Hence, our aim was to investigate whether skeletal muscle mass, when divided into subranges of low- or high-radiodensity, improves the prediction of short-term survival in patients with endometrial cancer (EC) when compared with the average muscle attenuation and the standard skeletal muscle radiodensity used for sarcopenia diagnosis. Additionally, we proposed 4 skeletal muscle phenotypes to assess which one is the best predictor of 1-year mortality in this group.
Methods
This retrospective cohort study included all new patients referred to a cancer treatment institute in Brazil from October 1, 2008, to December 31, 2014, who had a confirmed diagnosis of EC and had CT scans taken up to 30 days before treatment. Women previously diagnosed with another type of cancer or those with synchronous tumors were excluded from the study, as were those whose lack of CT scans due to hardware artifact or image quality. This study was approved by the Ethics and Research Committee of the Brazilian National Cancer Institute (466.070/2013).
A total of 1,383 women with suspected EC were registered during the study period, of which 1,039 were excluded because they did not have CT scans performed before treatment. Case records of the remaining 344 women who had abdominal and pelvic CT scans before treatment were analyzed retrospectively, resulting in the exclusion of 59 patients because they had already undergone treatment outside the study institution, 14 due to a prior history of cancer or synchronous tumor, and 4 who had no histopathologic report defining the tumor location. After evaluating the CT scans of the remaining 267 women, an additional 59 were excluded due to scan quality (eg, hardware artifact or image quality).
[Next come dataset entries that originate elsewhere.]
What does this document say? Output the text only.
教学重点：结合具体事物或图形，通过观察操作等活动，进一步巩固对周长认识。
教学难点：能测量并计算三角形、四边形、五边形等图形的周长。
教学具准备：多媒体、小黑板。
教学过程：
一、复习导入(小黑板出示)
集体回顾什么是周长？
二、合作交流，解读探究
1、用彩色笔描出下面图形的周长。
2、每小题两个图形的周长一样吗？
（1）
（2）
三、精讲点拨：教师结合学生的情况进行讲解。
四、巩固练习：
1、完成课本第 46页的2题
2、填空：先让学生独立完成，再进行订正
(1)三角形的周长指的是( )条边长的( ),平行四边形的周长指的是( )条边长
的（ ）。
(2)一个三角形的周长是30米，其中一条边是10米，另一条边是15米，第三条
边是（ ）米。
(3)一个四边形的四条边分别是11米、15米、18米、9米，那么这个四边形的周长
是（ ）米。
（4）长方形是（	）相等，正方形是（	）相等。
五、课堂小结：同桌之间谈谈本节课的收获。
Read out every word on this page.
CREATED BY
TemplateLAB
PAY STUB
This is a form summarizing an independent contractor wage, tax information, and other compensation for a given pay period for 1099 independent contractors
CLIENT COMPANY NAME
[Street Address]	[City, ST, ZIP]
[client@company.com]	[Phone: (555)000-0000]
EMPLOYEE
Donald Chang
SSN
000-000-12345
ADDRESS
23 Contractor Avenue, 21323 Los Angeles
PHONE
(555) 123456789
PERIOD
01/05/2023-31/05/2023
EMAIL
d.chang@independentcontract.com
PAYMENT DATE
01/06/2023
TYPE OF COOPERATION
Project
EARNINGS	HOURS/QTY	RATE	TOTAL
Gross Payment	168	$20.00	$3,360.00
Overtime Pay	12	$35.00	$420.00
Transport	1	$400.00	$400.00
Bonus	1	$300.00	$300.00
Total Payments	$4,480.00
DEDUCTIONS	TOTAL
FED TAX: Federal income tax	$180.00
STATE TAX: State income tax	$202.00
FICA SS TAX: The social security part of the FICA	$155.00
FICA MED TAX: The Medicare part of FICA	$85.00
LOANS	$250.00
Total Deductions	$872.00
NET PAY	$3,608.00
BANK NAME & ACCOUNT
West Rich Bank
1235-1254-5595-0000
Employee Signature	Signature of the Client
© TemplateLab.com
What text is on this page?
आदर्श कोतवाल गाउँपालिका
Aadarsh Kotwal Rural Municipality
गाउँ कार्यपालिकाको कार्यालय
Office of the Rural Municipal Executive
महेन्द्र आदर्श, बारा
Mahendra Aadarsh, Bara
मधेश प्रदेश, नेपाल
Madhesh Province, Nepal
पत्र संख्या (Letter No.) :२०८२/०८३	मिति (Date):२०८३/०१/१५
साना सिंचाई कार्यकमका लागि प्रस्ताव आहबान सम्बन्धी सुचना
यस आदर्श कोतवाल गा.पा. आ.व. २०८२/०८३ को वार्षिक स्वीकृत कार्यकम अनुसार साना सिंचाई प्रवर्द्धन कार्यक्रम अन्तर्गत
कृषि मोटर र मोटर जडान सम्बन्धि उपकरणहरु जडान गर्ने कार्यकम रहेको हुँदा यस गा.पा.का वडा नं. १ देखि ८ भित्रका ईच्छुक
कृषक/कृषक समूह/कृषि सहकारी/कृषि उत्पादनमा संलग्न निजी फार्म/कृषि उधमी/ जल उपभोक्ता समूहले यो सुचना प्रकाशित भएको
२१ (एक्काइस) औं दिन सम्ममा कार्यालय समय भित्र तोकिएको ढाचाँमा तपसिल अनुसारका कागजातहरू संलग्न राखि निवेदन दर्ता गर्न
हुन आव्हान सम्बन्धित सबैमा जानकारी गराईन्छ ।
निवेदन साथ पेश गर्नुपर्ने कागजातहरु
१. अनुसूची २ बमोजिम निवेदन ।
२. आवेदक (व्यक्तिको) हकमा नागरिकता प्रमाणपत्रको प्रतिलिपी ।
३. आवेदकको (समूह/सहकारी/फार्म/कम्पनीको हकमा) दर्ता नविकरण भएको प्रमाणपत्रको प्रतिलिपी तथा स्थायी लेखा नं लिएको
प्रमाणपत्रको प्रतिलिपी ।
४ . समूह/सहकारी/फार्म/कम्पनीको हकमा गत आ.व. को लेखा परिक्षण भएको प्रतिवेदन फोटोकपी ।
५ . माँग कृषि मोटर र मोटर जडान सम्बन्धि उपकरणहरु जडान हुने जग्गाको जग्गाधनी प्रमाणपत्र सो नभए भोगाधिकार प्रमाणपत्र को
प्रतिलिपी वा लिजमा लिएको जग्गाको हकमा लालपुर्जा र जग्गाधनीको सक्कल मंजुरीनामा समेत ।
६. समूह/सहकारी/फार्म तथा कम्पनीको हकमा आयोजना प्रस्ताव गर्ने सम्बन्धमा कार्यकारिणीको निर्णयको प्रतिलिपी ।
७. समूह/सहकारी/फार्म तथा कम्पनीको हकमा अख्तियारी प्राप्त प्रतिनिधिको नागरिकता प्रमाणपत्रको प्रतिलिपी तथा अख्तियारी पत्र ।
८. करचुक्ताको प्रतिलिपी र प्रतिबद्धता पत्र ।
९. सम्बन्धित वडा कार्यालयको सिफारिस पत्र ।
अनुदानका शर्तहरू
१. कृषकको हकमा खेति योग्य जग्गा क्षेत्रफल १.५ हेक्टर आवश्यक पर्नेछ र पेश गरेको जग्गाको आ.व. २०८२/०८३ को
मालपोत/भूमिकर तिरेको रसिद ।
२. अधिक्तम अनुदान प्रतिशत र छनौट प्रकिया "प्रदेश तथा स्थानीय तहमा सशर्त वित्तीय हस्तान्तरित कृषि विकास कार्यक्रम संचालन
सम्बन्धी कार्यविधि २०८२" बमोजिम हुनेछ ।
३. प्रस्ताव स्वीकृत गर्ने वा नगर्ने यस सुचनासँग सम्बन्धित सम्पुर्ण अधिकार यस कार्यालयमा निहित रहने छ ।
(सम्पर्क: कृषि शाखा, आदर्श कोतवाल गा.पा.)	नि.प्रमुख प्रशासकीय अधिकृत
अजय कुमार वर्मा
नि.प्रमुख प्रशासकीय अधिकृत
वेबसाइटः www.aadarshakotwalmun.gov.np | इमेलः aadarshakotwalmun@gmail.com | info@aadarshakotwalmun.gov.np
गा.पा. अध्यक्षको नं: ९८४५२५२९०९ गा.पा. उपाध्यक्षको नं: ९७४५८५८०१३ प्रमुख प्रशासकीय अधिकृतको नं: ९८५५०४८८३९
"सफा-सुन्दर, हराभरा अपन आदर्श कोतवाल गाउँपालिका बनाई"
This cohort study was thus based on the final 208 patients.
Sociodemographic data and clinical information related to their treatment were collected in the electronic and physical case records, including age, ethnic group, reported comorbidities, histologic type and staging of cancer, type of treatment performed, and 1-year survival. Staging was performed based on the International Federation of Gynecology and Obstetrics (FIGO) characteristic for EC.17
Body composition analysis was performed using CT scans of the patients' abdomen and pelvis available up to 30 days before treatment initiation. Slices located at the third lumbar vertebra (L3) were analyzed by a trained observer with the aid of the sliceOmatic software program 5.0 (TomoVision, Magog, Canada), which enables specific demarcation of skeletal muscle, expressed in HU. Skeletal muscle index (SMI; cm2/m2) was quantified using the reference radiation attenuation ranging from −29 to +150 HU11 and, after normalization by the square of the stature, represented the overall area of skeletal muscle obtained by the L3 scan.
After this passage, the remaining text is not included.